— Ça doit sûrement être le déjeuner, je nous l'ai fait monter. Si vous voulez bien m'excuser.
Il me laissa près de son lit et s'en alla vers la porte. Lorsqu'il la ferma, il revint avec un plateau encombré de victuailles.
— C'est bien honorable de votre part, de m'offrir le déjeuner, mais je suis dans le regret de le refuser, je dois retourner travailler, si non...
— Si non rien, me coupa-t-il en souriant. Rien ne vous arrivera dans cette maison, tant que vous serez prêt de moi. Et s'agissant de ce déjeuner, vous allez le partager avec moi. Je ne vous ne laisse guère le choix, termina-t-il en souriant. Si vous le voulez bien, m'indiqua-t-il avec un signe de la tête, le petit salon se trouvant près d'une fenêtre qui dégageait une agréable lumière.
Contraint, je m'y résignai.
— Vous me semblez fatigué, alors j'ai demandé à ce qu'on vous prépare un assortiment de fruit. Et quelques crudités, mais de la viande également.
— Vous désirez encombrer mon estomac, dis-je en prenant place face à lui.
— Si c'est le seul moyen qui me permette de vous savoir mieux, alors je me prête au jeu, argua-t-il avec un sourire. Après le déjeuner, vous prendrez un bain, puis vous vous reposerez.
— Cela ne devra nullement plaire à Mme De Figaret...
— On peut bien se passer de ce que pense Dame De Figaret, ne croyez-vous pas ? La santé de ses employés, ne devrait-elle pas être sa priorité ?
Je m'étonnais devant ses réponses, même si je ne lui montrais pas. Il devait être proche de cette harpie, et surtout de ses bonnes grâces, pour ainsi parler d'elle, ou remettre en cause, d'une certaine manière, son autorité.
Qui pouvait-il bien être pour elle ?
— Si vous le dites. Si vous me le permettez, j'aimerais savoir qui vous êtes pour Dame de Figaret ?
— Mangez, dit-il en me présentant un bol de fruit, tout en prenant un des fruits qui mit dans sa bouche, puis la roula dans cette dernière, ce qui forma une bosse au niveau de ses joues à quelques moments. Nous aurons le temps de mieux nous connaître par la suite.
C'était donc l'esprit moins enclin à son invitation, que j'entamais ce déjeuner. Lorsqu'il se termina, contre mon gré je dus me reposer et prendre un bain.

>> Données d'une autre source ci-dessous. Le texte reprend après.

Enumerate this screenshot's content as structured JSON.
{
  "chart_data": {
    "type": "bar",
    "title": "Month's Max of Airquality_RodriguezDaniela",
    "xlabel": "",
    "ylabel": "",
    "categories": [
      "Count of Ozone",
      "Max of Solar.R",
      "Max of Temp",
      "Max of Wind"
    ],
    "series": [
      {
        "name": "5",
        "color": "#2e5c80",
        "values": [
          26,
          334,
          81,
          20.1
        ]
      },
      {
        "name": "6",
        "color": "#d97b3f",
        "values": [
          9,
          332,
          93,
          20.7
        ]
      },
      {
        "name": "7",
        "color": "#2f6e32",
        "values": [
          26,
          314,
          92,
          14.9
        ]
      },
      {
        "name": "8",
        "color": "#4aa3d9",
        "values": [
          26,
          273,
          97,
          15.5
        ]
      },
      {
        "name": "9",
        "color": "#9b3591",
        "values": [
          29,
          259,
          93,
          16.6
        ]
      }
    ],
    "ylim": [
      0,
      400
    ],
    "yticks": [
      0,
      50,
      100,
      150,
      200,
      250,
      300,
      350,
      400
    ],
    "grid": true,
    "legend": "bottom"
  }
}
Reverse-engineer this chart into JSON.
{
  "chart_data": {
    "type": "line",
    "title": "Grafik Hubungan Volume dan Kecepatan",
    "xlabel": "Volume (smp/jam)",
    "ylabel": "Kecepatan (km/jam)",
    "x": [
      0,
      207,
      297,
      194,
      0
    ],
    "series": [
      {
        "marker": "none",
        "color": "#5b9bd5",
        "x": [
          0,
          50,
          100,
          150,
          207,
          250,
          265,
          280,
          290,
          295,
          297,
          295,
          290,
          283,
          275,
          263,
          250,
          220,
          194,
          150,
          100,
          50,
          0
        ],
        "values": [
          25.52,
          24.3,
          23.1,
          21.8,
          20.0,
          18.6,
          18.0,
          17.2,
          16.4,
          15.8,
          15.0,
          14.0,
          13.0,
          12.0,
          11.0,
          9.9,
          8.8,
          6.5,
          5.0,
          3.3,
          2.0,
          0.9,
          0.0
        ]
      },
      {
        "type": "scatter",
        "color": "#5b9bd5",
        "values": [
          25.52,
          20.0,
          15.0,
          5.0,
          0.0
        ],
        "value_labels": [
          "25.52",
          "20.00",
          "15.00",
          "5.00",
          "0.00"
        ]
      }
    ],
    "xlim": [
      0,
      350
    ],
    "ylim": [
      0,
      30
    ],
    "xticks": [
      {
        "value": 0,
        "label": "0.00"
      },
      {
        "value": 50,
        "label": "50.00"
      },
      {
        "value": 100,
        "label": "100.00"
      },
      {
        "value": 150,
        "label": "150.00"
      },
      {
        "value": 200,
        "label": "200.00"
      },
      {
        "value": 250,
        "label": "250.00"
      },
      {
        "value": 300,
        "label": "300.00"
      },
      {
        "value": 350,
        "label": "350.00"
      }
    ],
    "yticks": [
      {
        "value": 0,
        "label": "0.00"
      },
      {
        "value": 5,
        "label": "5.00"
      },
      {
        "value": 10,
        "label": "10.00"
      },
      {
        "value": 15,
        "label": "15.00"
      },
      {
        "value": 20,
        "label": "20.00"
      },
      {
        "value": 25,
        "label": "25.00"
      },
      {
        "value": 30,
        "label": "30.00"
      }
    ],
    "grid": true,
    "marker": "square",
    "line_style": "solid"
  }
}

Cet homme, durant, était resté dans le salon que possédait sa chambre. Lisant un livre, et jetant quelques fois des regards vers moi. Nombreuses fois nos yeux s'étaient croisés. Créant en moi, à chaque fois, des choses nouvelles. Dont je n'avais guère la compréhension.
— Seriez-vous, Cher Monsieur, tenté par une promenade cette après-midi, le temps me semble agréable. Ne trouvez-vous pas ?
Le ciel, à travers les fenêtres, était bleu, et les nuages magnifiaient autant plus cela. Toutefois, je me vis obligé de refuser sa proposition.
— Vous allez vous y habituer. Avec moi, dit-il en se levant, déposant son livre sur la table, avec une voix plutôt calme, les refus sont peu tolérable. J'obtiens toujours ce que je désire.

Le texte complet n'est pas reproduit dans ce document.